Por fatores culturais, o país parece permanecer preso a uma visão de pequenez, humildade e pobreza — mas honrada — como se a grandeza e a integridade fossem antagónicas.

Esta postura social cria um ambiente onde os que falham parecem ser os únicos dignos de compreensão, enquanto os que se destacam são encarados como uma ameaça ao equilíbrio coletivo, como se o seu êxito expusesse as fragilidades dos outros. Viver numa sociedade onde ser competente e alcançar o sucesso é quase um pecado leva muitos a ocultarem as suas capacidades para evitar julgamentos e represálias.

É legítimo perguntar: queremos perpetuar esta mentalidade? Continuaremos a aceitar uma cultura que eleva a modéstia ao ponto de rejeitar a excelência?
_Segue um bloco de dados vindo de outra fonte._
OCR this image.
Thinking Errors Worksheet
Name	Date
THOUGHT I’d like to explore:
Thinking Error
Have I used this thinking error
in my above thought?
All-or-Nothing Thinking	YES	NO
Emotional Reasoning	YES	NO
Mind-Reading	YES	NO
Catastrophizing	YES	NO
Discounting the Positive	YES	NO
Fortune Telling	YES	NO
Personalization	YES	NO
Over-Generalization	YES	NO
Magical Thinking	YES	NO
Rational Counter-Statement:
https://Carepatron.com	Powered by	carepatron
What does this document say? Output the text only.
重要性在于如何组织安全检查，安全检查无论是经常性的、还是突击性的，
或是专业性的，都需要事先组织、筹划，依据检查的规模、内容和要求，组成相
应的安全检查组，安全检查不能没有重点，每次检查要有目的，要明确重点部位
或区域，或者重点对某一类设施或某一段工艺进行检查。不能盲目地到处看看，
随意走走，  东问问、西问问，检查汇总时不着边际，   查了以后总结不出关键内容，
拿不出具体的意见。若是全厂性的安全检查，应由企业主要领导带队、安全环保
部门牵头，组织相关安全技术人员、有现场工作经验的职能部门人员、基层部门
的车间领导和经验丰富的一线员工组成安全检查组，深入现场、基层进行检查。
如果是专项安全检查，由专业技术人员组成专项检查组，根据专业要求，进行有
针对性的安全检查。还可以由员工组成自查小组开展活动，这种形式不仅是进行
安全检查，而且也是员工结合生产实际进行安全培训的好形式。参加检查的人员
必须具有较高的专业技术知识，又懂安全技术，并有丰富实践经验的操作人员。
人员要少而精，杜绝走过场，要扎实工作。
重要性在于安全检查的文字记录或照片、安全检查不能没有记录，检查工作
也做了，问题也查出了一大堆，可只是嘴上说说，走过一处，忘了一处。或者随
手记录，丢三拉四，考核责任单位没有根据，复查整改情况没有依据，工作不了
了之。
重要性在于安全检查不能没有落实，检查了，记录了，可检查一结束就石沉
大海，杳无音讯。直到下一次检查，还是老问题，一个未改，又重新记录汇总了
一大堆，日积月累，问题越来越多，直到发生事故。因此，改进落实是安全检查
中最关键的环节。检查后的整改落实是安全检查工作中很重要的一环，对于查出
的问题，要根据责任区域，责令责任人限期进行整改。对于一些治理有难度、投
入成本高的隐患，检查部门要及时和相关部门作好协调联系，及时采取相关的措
Romper com esta visão ultrapassada é essencial para superar o «Portugal dos pequeninos». Reconhecer o mérito e promover a excelência não significa desvalorizar quem enfrenta dificuldades, mas sim criar um equilíbrio justo, onde o sucesso é celebrado e as falhas são entendidas como oportunidades de aprendizagem.

Construir uma sociedade mais justa e meritocrática implica transformar esta mentalidade coletiva, reconhecendo com orgulho o contributo do turismo para Portugal. O crescimento deste setor não é uma ameaça, mas sim uma alavanca para o desenvolvimento económico e social do país.

Valorizar o Turismo como Pilar Económico

O turismo não necessita de justificações constantes, mas sim de reconhecimento. É o setor que mais contribui de forma contínua e transversal para a economia nacional.

O turismo tem crescido a dois dígitos e destaca-se como um dos setores mais relevantes para a economia nacional. É o único que contribui diretamente para 49 setores de atividade económica em simultâneo, envolvendo áreas tão diversas como hotelaria, restauração, comércio, transportes, cultura, construção civil e saúde. Esta capacidade de impulsionar múltiplos setores torna-o um pilar incontornável da economia portuguesa.

Contudo, em vez de se reconhecer este contributo, continua a justificar-se repetidamente a sua importância, como se o seu crescimento fosse uma ameaça ao equilíbrio social. Esta postura revela uma mentalidade que encara o sucesso como uma afronta coletiva, reflexo claro de uma herança que glorifica a humildade ao ponto de ver o progresso com desconfiança.

Algarve: Um Potencial que Não Pode Ser Ignorado

O Algarve, com o seu enorme potencial turístico, cultural e económico, não pode continuar a ser visto apenas como um refúgio modesto e acolhedor. Tem de ser encarado como uma região capaz de inovar, liderar e competir a nível nacional e internacional. Para isso, é necessário incentivar quem quer fazer mais, quem quer ser melhor, e deixar de penalizar o sucesso como se fosse uma afronta à coletividade.

Valorizar o turismo significa reconhecer o mérito de um setor que gera riqueza, emprego e desenvolvimento. Não há motivo para continuar a justificar o impacto positivo desta atividade — é necessário potenciar as suas vantagens e encarar o crescimento como uma oportunidade, não como um problema. Aproveitar as sinergias que o turismo gera nos 49 setores económicos é essencial para fortalecer o tecido social e económico da região.

O sucesso do turismo deve ser encarado como uma alavanca para o desenvolvimento, e não como um fator de desequilíbrio.

Assumir o sucesso e reconhecer o progresso que o turismo representa para o país é fundamental para romper com o estigma que associa crescimento económico a uma ameaça social.

O TURISMO NÃO É UM PROBLEMA — É UMA OPORTUNIDADE QUE DEVE SER POTENCIADA, COM ORGULHO E CONFIANÇA.